No setor público, esse processo é mais complexo. Ao se delegar ao agente público o poder de fazer escolhas que devem (ou deveriam) gerar o melhor resultado para o maior número de pessoas, delega-se também a responsabilidade de zelar por todos – e não unicamente pelo seu bem-estar individual ou de um grupo específico de pessoas.
Essa deveria ser a base para o exercício da atividade pública, em particular daqueles que têm o poder de formular, aprovar e executar ações públicas. Cabe-lhes definir prioridades e fazer as escolhas compatíveis com elas. Mas se as prioridades são tortas, não há como as escolhas serem diferentes. O Brasil dos últimos anos é um triste exemplo disso. Ao longo das últimas décadas, boa parte das decisões de política pública teve como motivação o atendimento a pressões setoriais, pleitos de cunho corporativista e/ou interesses pouco republicanos.

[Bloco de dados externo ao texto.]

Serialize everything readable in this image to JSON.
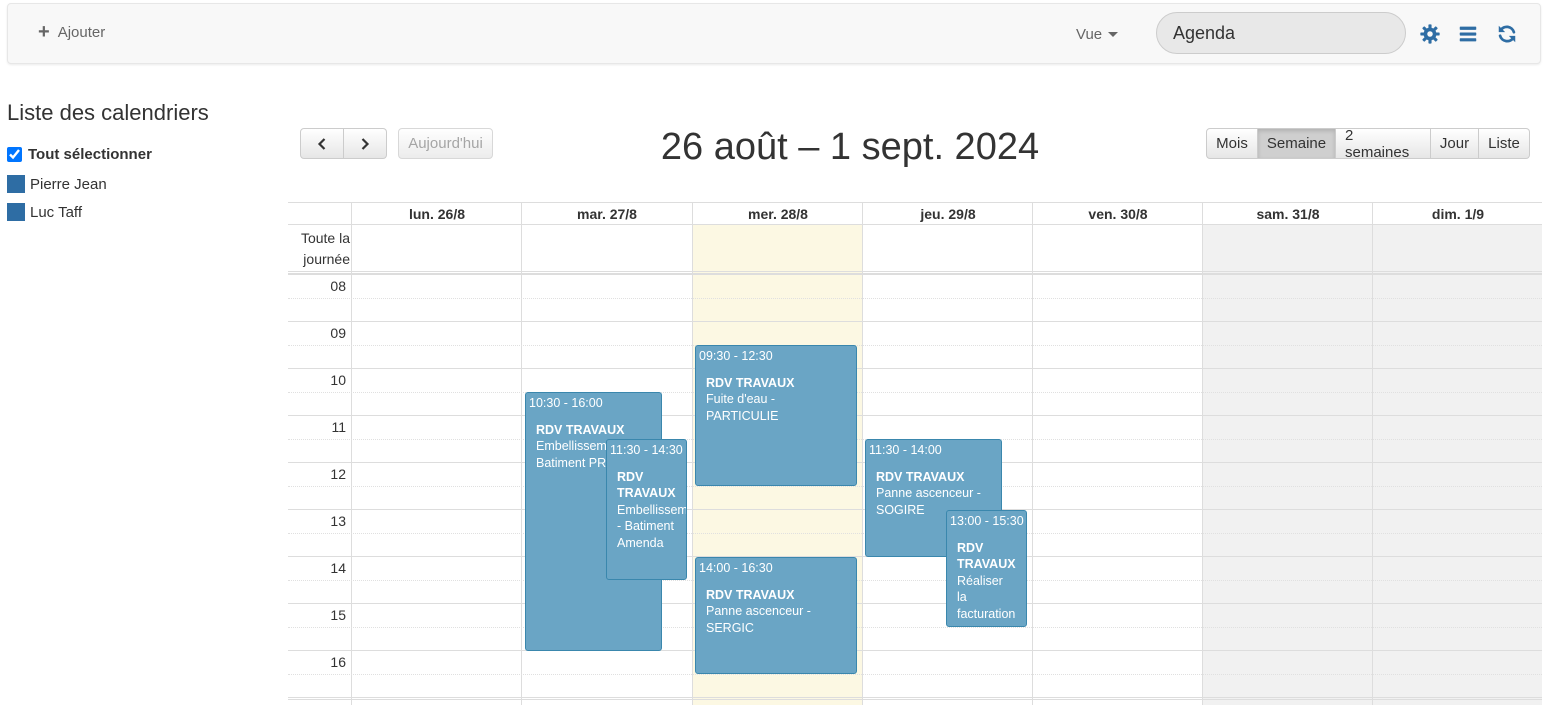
{
  "toolbar": {
    "add_label": "Ajouter",
    "view_label": "Vue",
    "search_value": "Agenda",
    "icons": [
      "gear-icon",
      "list-icon",
      "refresh-icon"
    ],
    "accent": "#2e6da4"
  },
  "sidebar": {
    "title": "Liste des calendriers",
    "select_all": "Tout sélectionner",
    "calendars": [
      {
        "name": "Pierre Jean",
        "color": "#2e6da4"
      },
      {
        "name": "Luc Taff",
        "color": "#2e6da4"
      }
    ]
  },
  "nav": {
    "prev_icon": "chevron-left-icon",
    "next_icon": "chevron-right-icon",
    "today_label": "Aujourd'hui",
    "title": "26 août – 1 sept. 2024",
    "views": [
      "Mois",
      "Semaine",
      "2 semaines",
      "Jour",
      "Liste"
    ],
    "active_view": "Semaine"
  },
  "calendar": {
    "allday_label_1": "Toute la",
    "allday_label_2": "journée",
    "days": [
      "lun. 26/8",
      "mar. 27/8",
      "mer. 28/8",
      "jeu. 29/8",
      "ven. 30/8",
      "sam. 31/8",
      "dim. 1/9"
    ],
    "hours": [
      "08",
      "09",
      "10",
      "11",
      "12",
      "13",
      "14",
      "15",
      "16"
    ],
    "today_color": "#fcf8e3",
    "weekend_color": "#f1f1f1",
    "event_color": "#6aa5c5",
    "events": [
      {
        "day": "mar. 27/8",
        "time": "10:30 - 16:00",
        "title": "RDV TRAVAUX",
        "desc": "Embellissement - Batiment PR"
      },
      {
        "day": "mar. 27/8",
        "time": "11:30 - 14:30",
        "title": "RDV TRAVAUX",
        "desc": "Embellissement - Batiment Amenda"
      },
      {
        "day": "mer. 28/8",
        "time": "09:30 - 12:30",
        "title": "RDV TRAVAUX",
        "desc": "Fuite d'eau - PARTICULIE"
      },
      {
        "day": "mer. 28/8",
        "time": "14:00 - 16:30",
        "title": "RDV TRAVAUX",
        "desc": "Panne ascenceur - SERGIC"
      },
      {
        "day": "jeu. 29/8",
        "time": "11:30 - 14:00",
        "title": "RDV TRAVAUX",
        "desc": "Panne ascenceur - SOGIRE"
      },
      {
        "day": "jeu. 29/8",
        "time": "13:00 - 15:30",
        "title": "RDV TRAVAUX",
        "desc": "Réaliser la facturation"
      }
    ]
  }
}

Alguns exemplos disso são a concessão de isenções fiscais e os regimes especiais, que tornaram um sistema tributário já caótico e regressivo cada vez mais injusto; a formulação e aprovação de políticas públicas que vinculam recursos a atividades sem a devida avaliação de impacto; os processos burocráticos ou cartoriais injustificáveis e as concessões de privilégios e aumentos salariais a servidores públicos sem conexão com produtividade e descolados da realidade do País. À medida que avançamos nessa direção, o Brasil direcionou cada vez mais recursos para poucos, deixando a grande maioria silenciosa e vulnerável a reboque. Afinal, é sempre mais fácil atender a quem grita mais, a quem tem mais poder e a quem financia. São as escolhas fáceis e erradas que nos levaram à atual situação.
Mas nem tudo está perdido. Há exemplos de líderes públicos que, nesses tempos difíceis da vida nacional, onde as vísceras da desigualdade social se expõem, não se furtam a fazer as escolhas certas – e igualmente difíceis.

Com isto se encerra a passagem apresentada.